When laws are made governing technologies that the leaders who make the laws don’t understand and governing businesses the leaders don’t understand, bad things can happen.
On the surface, setting targets for average fuel economy makes sense. Until you start to realize that different vehicle types exist for a reason and the laws of physics don’t change and will always apply. The various credits have been added like a patchwork quilt to address over-reach in the laws as originally put in place.
For giggles and grins, let’s look at California....They had a very real smog problem. I get it. Something needed to be done. So California MANDATED that every automaker selling vehicles in California had to have 10% of their sales be electric vehicles. This was the original ZEV Mandate. ZEV is Zero Emissions Vehicle. One problem....nobody had developed or produced a commercially viable electric vehicle by the time of the first ZEV Mandate.

Ignore for a minute the fact that automakers can’t force consumers to BUY 10% EV, even if they could produce them and let’s just fast forward past the whole GM EV1 thing and land on some of the “adjustments” to the original ZEV Mandate.
Today we have classifications of vehicles from ZEV (EVs and Fuel Cells) to Partial Zero Emissions Vehicle’s (PZEV) which includes hybrids like Prius that can drive small parts of their drive cycle with the engine off and Advanced Technology PZEV (AT-PZEV) which includes Chevrolet Volt and some Plug-in Hybrids that can drive significant parts of their drive cycle with the engine off, thus partial zero. We also have Low Emissions Vehicles, Ultra Low Emissions Vehicles and Super Ultra Low Emissions Vehicles (LEV, ULEV, and SULEV if you’re keeping up).
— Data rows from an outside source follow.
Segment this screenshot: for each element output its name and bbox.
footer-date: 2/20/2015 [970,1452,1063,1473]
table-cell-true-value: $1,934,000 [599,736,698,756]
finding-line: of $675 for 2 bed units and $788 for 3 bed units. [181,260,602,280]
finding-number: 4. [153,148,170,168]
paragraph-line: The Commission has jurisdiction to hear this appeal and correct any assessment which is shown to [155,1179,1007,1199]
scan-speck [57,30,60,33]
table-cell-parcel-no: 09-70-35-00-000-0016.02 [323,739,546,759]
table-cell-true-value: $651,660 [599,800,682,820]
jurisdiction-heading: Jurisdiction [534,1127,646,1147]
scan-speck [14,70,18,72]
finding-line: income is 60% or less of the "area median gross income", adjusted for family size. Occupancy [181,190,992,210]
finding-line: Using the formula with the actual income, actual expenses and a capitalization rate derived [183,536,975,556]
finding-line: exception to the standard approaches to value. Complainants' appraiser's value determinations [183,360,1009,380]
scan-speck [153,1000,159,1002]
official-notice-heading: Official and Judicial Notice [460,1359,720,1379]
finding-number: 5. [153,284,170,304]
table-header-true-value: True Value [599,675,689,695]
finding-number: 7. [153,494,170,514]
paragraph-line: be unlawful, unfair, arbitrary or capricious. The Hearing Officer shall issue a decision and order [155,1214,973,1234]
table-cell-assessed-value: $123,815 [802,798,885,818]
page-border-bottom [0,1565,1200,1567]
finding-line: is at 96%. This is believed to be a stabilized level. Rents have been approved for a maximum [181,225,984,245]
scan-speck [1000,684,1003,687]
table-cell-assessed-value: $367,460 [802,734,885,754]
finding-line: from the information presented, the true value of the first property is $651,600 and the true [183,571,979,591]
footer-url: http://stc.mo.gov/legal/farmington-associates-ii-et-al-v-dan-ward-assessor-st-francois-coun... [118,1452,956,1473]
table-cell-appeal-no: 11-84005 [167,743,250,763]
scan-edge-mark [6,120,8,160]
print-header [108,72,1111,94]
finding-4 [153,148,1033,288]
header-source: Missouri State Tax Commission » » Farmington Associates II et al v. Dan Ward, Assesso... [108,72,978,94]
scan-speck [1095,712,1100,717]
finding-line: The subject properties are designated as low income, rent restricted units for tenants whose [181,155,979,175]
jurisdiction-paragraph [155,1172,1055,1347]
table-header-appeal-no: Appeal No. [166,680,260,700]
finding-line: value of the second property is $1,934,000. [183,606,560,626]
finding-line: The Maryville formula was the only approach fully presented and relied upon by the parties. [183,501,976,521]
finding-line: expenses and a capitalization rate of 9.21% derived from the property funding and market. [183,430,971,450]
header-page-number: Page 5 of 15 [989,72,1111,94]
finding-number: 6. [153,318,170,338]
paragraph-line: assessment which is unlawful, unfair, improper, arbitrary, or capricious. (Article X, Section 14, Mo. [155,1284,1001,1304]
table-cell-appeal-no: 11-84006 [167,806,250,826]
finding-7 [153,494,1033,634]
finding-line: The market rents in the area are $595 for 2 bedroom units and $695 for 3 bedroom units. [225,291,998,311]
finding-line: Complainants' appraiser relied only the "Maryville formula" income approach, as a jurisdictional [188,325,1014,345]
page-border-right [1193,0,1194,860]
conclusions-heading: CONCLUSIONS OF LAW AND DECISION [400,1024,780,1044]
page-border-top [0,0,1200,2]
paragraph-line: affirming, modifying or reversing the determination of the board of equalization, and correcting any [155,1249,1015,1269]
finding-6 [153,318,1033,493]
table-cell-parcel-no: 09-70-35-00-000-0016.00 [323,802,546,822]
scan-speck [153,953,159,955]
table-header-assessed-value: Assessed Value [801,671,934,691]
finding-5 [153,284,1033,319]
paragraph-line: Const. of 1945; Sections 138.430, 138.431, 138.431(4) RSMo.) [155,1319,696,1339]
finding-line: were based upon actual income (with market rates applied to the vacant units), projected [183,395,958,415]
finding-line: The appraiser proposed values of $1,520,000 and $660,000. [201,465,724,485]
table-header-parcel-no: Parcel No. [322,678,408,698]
Each one of these alphabet soup classifications are worth varying amounts of credit to the automakers. Some ZEV vehicles, Fuel Cells like the Honda Clarity FC, the Toyota Mirai, and the Hyundai Tucson FC count as much as 5 vehicles towards credits. So,
over-simplifying, for every Mirai Toyota leases (you can’t BUY one) Toyota could sell 5 more Tundras. For every Chevrolet Bolt EV GM sells in California or the 17 states that abide by California rules, they’d get credit for 3 vehicles and could sell 3 more Suburbans. Or Camaros. That credit ratio reduces over time to give automakers incentive to make fuel cells and EVs earlier more than later. Each of the other classifications would receive fewer credits than the ZEV or AT-PZEV vehicles, and all would ramp down over time. So that’s how the original “everybody has to sell 10% EVs, even though nobody knows how to make one yet” got morphed into something way more complicated, but that actually makes more sense and allows for automakers leeway to make vehicles people actually want to buy.
And yes, Bob is right. We’re restricting pants sizes. But at least now you can still get jeans, khakis, and pleats or no pleats.